As to the second issue, it is my view that the exclusion of evidence relating to the parties’ conduct on the day preceding the day of the incident represented a proper exercise of the trial court’s discretionary power to determine the relevancy of evidence and to exclude evidence where its relevancy is outweighed by the likelihood that it would unnecessarily inflame, confuse, or mislead the jury (see, Radosh v Shipstad, 20 NY2d 504, 508). Moreover, while I would agree with the majority that such evidence might have had some relevance to the issue of punitive damages, this record (even including the excluded evidence) does not support an award of punitive damages to either party (see, Guion v Associated Dry Goods Corp., 43 NY2d 876). Thus, any error in this regard was harmless.

Since I do not find any basis in the record to support a finding that the plaintiffs conduct rose to the level of maliciousness or recklessness necessary to sustain an award of punitive damages (see, Guion v Associated Dry Goods Corp., supra), I would strike the award of punitive damages from the judgment. I do not find, however, the award of compensatory damages in the amount of $7,500 to be so excessive as to warrant disturbing it on appeal (see Beardsley v Wyoming *531County Community Hosp., 79 AD2d 1110; Welty v Brown, 57 AD2d 1000, appeal dismissed 42 NY2d 995).

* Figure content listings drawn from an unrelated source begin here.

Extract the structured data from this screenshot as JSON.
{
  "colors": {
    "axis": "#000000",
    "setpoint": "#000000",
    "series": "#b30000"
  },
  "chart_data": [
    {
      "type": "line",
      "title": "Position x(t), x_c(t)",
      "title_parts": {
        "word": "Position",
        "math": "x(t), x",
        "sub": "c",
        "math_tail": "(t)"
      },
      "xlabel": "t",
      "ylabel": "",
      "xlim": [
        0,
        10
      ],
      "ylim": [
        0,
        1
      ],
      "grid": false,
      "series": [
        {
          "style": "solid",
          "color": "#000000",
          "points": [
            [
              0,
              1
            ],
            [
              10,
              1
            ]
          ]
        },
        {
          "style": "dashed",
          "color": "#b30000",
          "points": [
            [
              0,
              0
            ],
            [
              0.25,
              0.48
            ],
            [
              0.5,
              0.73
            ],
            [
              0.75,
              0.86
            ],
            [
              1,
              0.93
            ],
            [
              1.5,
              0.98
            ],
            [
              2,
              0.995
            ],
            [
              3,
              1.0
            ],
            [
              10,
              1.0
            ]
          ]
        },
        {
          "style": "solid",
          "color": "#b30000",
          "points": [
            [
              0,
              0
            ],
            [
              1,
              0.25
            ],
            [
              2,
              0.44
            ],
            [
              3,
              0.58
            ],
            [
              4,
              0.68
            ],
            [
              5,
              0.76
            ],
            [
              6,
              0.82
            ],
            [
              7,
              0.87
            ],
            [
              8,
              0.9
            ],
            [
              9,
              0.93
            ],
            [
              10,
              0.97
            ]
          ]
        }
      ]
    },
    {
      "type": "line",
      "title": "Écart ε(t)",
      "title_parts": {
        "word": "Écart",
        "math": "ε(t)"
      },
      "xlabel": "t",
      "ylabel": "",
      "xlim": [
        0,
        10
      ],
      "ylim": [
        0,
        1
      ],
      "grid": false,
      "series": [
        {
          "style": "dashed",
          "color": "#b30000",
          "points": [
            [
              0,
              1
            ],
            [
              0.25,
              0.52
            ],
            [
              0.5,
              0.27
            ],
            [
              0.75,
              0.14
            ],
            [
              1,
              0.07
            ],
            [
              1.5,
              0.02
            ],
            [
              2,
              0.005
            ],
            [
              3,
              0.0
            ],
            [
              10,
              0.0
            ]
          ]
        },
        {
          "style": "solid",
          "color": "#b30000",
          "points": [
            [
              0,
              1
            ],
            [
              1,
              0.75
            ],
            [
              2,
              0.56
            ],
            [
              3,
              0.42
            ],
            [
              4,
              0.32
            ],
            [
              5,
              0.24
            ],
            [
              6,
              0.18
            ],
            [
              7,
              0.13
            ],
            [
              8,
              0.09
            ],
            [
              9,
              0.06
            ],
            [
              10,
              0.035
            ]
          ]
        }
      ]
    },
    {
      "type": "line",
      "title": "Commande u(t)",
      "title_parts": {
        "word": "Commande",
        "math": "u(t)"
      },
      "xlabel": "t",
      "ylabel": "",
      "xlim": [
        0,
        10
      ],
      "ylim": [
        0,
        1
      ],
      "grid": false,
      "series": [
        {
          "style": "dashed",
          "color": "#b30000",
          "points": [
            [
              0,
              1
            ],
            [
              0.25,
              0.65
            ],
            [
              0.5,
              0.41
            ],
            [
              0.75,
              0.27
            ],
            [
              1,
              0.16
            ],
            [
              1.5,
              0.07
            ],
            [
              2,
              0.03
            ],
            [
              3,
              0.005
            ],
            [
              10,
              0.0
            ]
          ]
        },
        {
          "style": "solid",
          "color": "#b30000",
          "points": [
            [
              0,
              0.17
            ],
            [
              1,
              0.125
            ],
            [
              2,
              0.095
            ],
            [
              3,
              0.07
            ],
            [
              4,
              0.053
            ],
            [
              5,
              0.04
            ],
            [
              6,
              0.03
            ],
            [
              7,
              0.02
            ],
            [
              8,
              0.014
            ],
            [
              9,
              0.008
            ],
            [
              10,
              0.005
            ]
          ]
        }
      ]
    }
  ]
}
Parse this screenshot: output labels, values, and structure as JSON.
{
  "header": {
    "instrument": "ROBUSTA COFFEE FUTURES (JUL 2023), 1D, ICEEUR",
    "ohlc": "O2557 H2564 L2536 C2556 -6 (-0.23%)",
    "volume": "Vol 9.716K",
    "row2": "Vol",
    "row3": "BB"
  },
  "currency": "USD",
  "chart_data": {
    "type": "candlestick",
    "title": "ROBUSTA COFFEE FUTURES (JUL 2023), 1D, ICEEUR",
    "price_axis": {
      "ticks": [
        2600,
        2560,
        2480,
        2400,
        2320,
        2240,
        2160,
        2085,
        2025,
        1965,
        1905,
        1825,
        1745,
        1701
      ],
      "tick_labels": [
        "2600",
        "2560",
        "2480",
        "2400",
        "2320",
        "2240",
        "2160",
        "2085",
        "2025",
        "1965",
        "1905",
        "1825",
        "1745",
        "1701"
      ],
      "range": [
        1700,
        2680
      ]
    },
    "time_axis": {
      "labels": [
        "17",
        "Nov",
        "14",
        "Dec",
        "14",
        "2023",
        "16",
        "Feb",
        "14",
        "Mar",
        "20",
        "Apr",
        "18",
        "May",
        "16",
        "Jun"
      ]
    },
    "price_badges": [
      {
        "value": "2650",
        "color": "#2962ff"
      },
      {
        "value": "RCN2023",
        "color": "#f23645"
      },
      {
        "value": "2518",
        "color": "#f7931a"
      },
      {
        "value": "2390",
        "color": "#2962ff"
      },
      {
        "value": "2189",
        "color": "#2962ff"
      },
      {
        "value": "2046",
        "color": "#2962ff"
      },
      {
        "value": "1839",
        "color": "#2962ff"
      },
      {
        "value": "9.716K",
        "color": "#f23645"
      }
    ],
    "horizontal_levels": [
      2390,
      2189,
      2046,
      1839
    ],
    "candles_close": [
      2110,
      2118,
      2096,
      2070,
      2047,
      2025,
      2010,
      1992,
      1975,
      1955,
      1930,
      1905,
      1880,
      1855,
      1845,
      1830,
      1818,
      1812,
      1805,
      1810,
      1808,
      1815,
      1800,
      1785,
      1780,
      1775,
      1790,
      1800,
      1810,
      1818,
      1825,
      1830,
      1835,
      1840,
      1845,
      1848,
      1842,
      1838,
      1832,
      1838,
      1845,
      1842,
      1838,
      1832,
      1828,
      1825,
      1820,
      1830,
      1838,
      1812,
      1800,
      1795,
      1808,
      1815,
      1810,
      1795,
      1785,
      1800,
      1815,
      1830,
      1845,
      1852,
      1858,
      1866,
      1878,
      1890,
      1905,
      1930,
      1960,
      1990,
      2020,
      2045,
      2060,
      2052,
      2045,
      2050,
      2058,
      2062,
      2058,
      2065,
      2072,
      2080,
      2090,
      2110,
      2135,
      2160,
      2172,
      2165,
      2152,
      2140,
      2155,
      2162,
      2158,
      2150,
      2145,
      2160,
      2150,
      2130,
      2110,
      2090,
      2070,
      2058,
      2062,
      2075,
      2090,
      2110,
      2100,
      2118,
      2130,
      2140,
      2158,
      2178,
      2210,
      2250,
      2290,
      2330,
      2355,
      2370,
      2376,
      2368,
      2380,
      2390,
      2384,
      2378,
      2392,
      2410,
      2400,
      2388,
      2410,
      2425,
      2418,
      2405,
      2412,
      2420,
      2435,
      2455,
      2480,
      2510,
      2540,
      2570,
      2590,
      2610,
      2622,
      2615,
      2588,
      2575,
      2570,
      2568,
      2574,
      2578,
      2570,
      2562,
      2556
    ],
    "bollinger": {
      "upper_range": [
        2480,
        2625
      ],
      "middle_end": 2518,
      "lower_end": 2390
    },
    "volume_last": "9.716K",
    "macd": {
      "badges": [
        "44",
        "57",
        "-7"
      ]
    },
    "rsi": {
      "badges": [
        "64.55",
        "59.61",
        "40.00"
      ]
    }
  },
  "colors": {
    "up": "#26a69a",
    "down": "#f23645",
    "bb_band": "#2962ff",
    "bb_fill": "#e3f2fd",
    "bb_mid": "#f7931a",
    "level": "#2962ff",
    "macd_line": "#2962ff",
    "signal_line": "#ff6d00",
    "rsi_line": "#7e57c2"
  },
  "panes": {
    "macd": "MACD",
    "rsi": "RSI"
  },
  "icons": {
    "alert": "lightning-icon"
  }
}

Finally, the defendant’s contention that the court’s charge was inadequate because it did not marshal the evidence was not preserved for review as no timely exception to the charge was made (see, Fichera v Blumberg, 97 AD2d 809). In any event, a review of the record reveals that the charge adequately stated the parties’ factual contentions and the principles of law applicable thereto.